GIS and Biogeochemical Models for Examining the Legacy of Forest Disturbance in the Adirondack Park, NY, USA
|Author:||Jane Read, Brenden E. McNeil, Richard E. Martell|
|Publication:||Ecological Modelling, Volume 195, Issues 3-4, 15 June 2006, Pages 281-295|
Human dominance over the spatial patterns of nitrogen (N) cycling in forested ecosystems of the northeast United States is regulated through the locally variable legacy of historic forest disturbance, and the regionally variable effects of chronic atmospheric N deposition. In order to effectively use ecosystem models to understand the combined influence of these perturbations, the level of detail, or resolution, of input data must be carefully matched to the scale of analysis. By interpreting historic accounts of anthropogenic forest disturbances in the Adirondack Park between 1860 and 1916 into GIS models, we developed two realistic disturbance history scenarios of differing resolution. Using these models, we found predictions of present-day N cycling obtained from an ecosystem process model, PnET-CN, to be sensitive to the resolution of century-old disturbance input data. PnET-CN predictions obtained using the higher-resolution (more complex) disturbance scenario produced significantly different predictions of N cycling for selective-cut versus clear-cut disturbance regimes.

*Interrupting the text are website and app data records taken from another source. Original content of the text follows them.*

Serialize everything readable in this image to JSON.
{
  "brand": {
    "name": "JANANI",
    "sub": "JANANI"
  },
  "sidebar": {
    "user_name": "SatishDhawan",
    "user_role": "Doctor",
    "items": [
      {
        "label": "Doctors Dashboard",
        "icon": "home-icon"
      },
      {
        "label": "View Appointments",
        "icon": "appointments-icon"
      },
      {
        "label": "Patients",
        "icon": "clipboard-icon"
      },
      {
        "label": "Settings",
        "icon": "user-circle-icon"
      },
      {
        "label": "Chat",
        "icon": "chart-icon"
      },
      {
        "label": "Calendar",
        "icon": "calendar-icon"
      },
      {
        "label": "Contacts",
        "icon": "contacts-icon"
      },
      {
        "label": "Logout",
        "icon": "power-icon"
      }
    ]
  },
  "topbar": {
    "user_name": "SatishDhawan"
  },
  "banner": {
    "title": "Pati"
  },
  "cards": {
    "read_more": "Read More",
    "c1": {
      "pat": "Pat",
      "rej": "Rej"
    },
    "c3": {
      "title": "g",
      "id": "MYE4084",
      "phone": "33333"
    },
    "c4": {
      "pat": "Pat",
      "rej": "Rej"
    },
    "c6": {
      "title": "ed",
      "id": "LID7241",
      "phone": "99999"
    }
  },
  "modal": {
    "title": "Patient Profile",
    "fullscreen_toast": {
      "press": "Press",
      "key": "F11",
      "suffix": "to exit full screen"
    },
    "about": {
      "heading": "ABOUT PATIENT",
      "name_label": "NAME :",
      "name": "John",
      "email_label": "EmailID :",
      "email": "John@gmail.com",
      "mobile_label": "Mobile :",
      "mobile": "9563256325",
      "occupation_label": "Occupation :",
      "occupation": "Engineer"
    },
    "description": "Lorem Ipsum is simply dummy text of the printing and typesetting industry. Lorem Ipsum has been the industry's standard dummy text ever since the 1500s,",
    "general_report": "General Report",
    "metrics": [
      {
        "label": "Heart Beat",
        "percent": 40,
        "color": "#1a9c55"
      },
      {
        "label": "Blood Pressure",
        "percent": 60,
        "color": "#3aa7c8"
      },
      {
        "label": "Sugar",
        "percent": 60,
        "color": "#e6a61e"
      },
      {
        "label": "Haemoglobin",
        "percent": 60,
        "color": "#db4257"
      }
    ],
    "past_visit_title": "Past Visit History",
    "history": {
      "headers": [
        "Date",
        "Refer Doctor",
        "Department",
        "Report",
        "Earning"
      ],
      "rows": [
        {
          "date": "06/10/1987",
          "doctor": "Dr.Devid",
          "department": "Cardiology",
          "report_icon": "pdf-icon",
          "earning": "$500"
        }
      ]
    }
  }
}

Our experience with the combined use of GIS and a biogeochemical model suggests that the development of spatially explicit disturbance history information from historic accounts may enable future research to: (1) develop more precise quantitative disturbance history inputs at appropriate resolutions for ecosystem process models, and (2) more adequately characterize field-testable differences in old-growth, selective-cut, and clear-cut disturbance regimes.